Belum genap satu setengah bulan kertas kalender tersobek sejak hari pertamaku bekerja. Part-time memang hitungannya. Magang. Harusnya bukan menjadi hal yang utama dalam hari-hariku. Namun, tetap saja aku jalankan dengan usaha 115% dari yang seharusnya. Setidaknya, aku pikir begitu.

Pekerjaan itu awalnya terdengar mudah. Cukup dengan datang dua-tiga kali seminggu, berbagi pengetahuan dengan beberapa orang yang hampir semuanya jauh lebih tua daripada aku, lalu...voila! Uang tambahan sudah ada di dalam kantong.

Namun, kenyataannya tidak demikian. Tempatnya cukup jauh. Gajinya cukup kecil. Meskipun setelah dipotong ongkos transport, jajan, dan sedikit ini itu masih ada untungnya, tetap saja rasanya tidak sepadan. Apalagi, sampai hari ini belum satu sen pun masuk ke dalam saku.  

Face it, Girl! You've got to work your butt off before you can get the freaking money!

Keadaan itu diperburuk dengan sarana dan prasarana yang kurang memadai. Tidak peduli berapa banyak pun boardmarker yang dipinjamkan, hampir semuanya nyaris kosong ketika sampai di tanganku. Belum lagi penghapus papan tulis yang harus di-share dengan kelas sebelah. Absen yang kolomnya tidak sesuai, siswa yang dimasukkan di tengah-tengah level, panggilan untuk menggantikan pengajar lain di saat-saat terakhir...Arrgghh...rasanya ingin teriak saja.

Namun, entah mengapa aku tetap saja datang tiga kali seminggu. Aku juga tetap mengetik dan meng-copy berlembar-lembar kuis setiap minggu. Tetap memeriksa dan memasukkan nilai-nilai kuis meski tidak diminta. Tidak pula aku bolos meskipun uang di dalam saku benar-benar hanya cukup untuk bolak-balik naik angkot hari itu. Mengapa?

Mungkin semua itu karena keberadaan mereka yang tetap menunggu meski kadang aku telat hingga dua puluh menit.
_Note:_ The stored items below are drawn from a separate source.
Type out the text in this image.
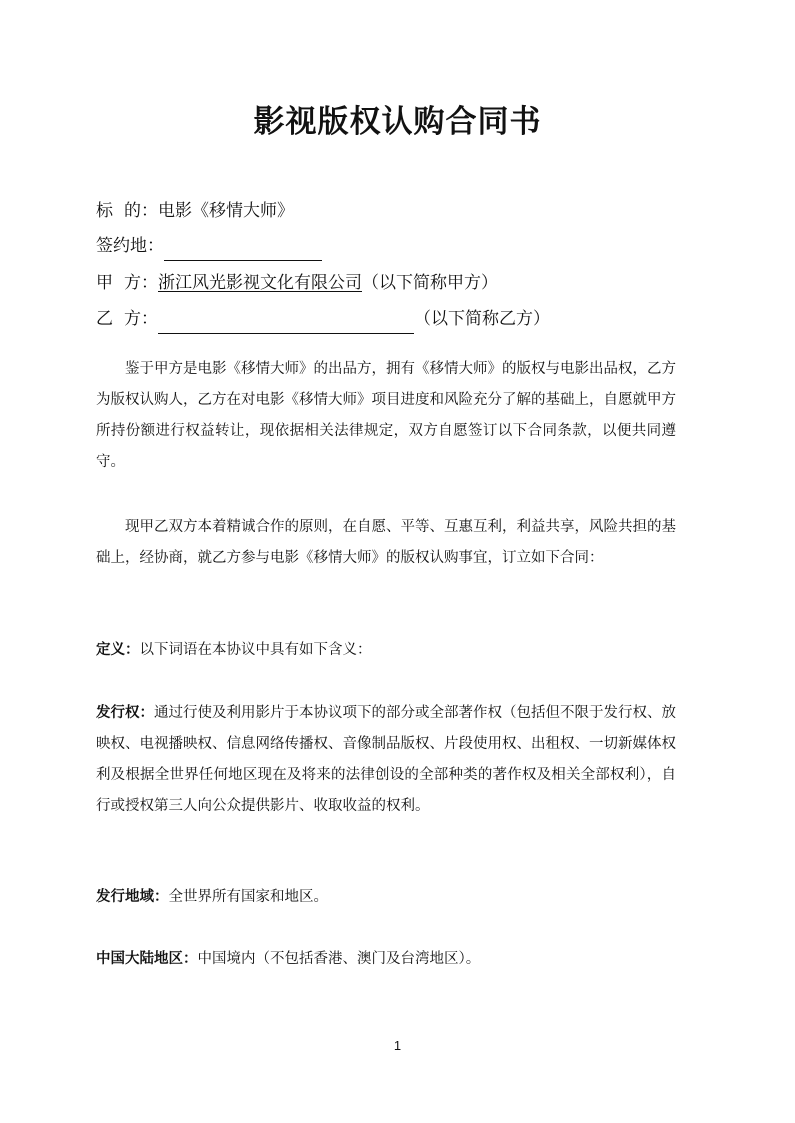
影视版权认购合同书
标 的：电影《移情大师》
签约地：
甲 方：浙江风光影视文化有限公司（以下简称甲方）
乙 方：	（以下简称乙方）
鉴于甲方是电影《移情大师》的出品方，拥有《移情大师》的版权与电影出品权，乙方为版权认购人，乙方在对电影《移情大师》项目进度和风险充分了解的基础上，自愿就甲方所持份额进行权益转让，现依据相关法律规定，双方自愿签订以下合同条款，以便共同遵守。
现甲乙双方本着精诚合作的原则，在自愿、平等、互惠互利，利益共享，风险共担的基础上，经协商，就乙方参与电影《移情大师》的版权认购事宜，订立如下合同：
定义：以下词语在本协议中具有如下含义：
发行权：通过行使及利用影片于本协议项下的部分或全部著作权（包括但不限于发行权、放映权、电视播映权、信息网络传播权、音像制品版权、片段使用权、出租权、一切新媒体权利及根据全世界任何地区现在及将来的法律创设的全部种类的著作权及相关全部权利），自行或授权第三人向公众提供影片、收取收益的权利。
发行地域：全世界所有国家和地区。
中国大陆地区：中国境内（不包括香港、澳门及台湾地区）。
1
Mungkin pula karena senyum dan tawa yang hadir setiap kali aku melucu di tengah-tengah keseriusan mereka memperhatikan ucapanku. Bisa juga karena usaha orang-orang yang tadinya berada jauh di bawah untuk naik ke atas, tetap mencoba meski seringkali salah.

Jujur, sebelumnya aku tidak pernah mencita-citakan pekerjaan ini. Hal terjauh yang pernah aku pikirkan hanyalah menjadi guru BK di SMA almamaterku jauh di sana. Aku tidak pernah berpikir akan mau atau benar-benar menyukai profesi ini. Akan tetapi, setelah merasakannya sendiri, aku pikir aku mengerti. Gaji yang kecil, lelah yang besar, kerutan di dahi ketika tidak satupun orang mengerti mengenai hal yang telah berusaha dijelaskan berulang-ulang...semua itu tidak ada artinya dibandingkan sebuah ucapan terima kasih tulus dari dasar hati. Tidak perlu kata. Sekedar senyum atau sinar mata pun sudah cukup untuk menyampaikannya.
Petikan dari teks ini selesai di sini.